C’est une île qui ne donne pas son nom, mais qui nomme bien ses maux : trafics de drogue, prostitution, clandestinité, misère agricole et rhums arrangés. Des business de survie qui transpirent à peine sous la couleur des plages et la taille des villas, tant tout y est fait pour contenter les riches et exploiter les pauvres. Cette justice sociale, Marie-Jo et son frère, descendants d’esclaves, ne la connaissent que trop bien. Aussi, lorsque la jeune fille est kidnappée pour être offerte en jeune vierge à un milliardaire-en-yacht, ils n’hésiteront pas à saisir les moyens de survie dictés par l’urgence : elle pour fuir ses bourreaux, lui pour la retrouver.
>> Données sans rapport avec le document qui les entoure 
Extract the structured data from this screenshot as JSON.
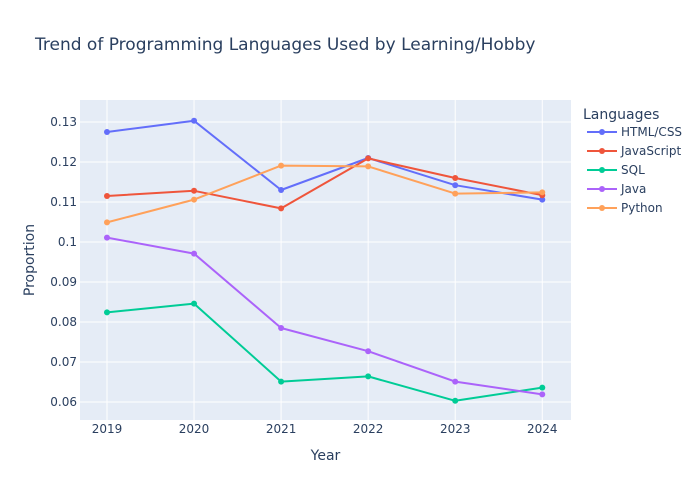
{
  "chart_data": {
    "type": "line",
    "title": "Trend of Programming Languages Used by Learning/Hobby",
    "xlabel": "Year",
    "ylabel": "Proportion",
    "x": [
      2019,
      2020,
      2021,
      2022,
      2023,
      2024
    ],
    "x_tick_labels": [
      "2019",
      "2020",
      "2021",
      "2022",
      "2023",
      "2024"
    ],
    "xlim": [
      2018.69,
      2024.33
    ],
    "ylim": [
      0.0555,
      0.1355
    ],
    "y_ticks": [
      0.06,
      0.07,
      0.08,
      0.09,
      0.1,
      0.11,
      0.12,
      0.13
    ],
    "y_tick_labels": [
      "0.06",
      "0.07",
      "0.08",
      "0.09",
      "0.1",
      "0.11",
      "0.12",
      "0.13"
    ],
    "grid": true,
    "background": "#e5ecf6",
    "legend": {
      "title": "Languages",
      "placement": "right"
    },
    "series": [
      {
        "name": "HTML/CSS",
        "color": "#636efa",
        "values": [
          0.1275,
          0.1303,
          0.113,
          0.121,
          0.1142,
          0.1106
        ]
      },
      {
        "name": "JavaScript",
        "color": "#ef553b",
        "values": [
          0.1115,
          0.1128,
          0.1084,
          0.1209,
          0.116,
          0.1117
        ]
      },
      {
        "name": "SQL",
        "color": "#00cc96",
        "values": [
          0.0824,
          0.0846,
          0.0651,
          0.0664,
          0.0603,
          0.0636
        ]
      },
      {
        "name": "Java",
        "color": "#ab63fa",
        "values": [
          0.1011,
          0.0971,
          0.0785,
          0.0727,
          0.0651,
          0.0619
        ]
      },
      {
        "name": "Python",
        "color": "#ffa15a",
        "values": [
          0.1049,
          0.1106,
          0.1191,
          0.1189,
          0.1121,
          0.1124
        ]
      }
    ]
  }
}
Leur fuite désespérée les traînera de cliniques privées en squats pourris, toujours plus proches d’une mort atroce, mais ricochant chaque fois in extremis dans les angles acérés du style « Hak » : phrases nominales, slams sadiques et rafales verbales. En marge de ces deux cavales, la mélopée amère du père, à qui l’alcool et le deuil n’ont laissé qu’un seul récit : celui de sa traversée de l’océan à fond de cale pour être vendu, sur l’île, comme esclave – Vomito Negro, ou comment la pauvreté engendre interminablement la misère, et la violence le crime.

 

Lecteurs sensibles, méfiez-vous. Depuis son premier roman Safari (2001), Pavel Hak enchaîne les livres brefs et féroces, qui questionnent la barbarie moderne par la voie la plus directe : la description détaillée. Si le fond se perd un peu sous les tirs des fusils d’assaut et dans les flaques de sang des victimes anonymes, Vomito Negro reste néanmoins une expérience de fiction littéraire radicale : rapide comme un jeu vidéo, crue comme un journal télévisé, elle aurait presque, hélas, les aspects du réel.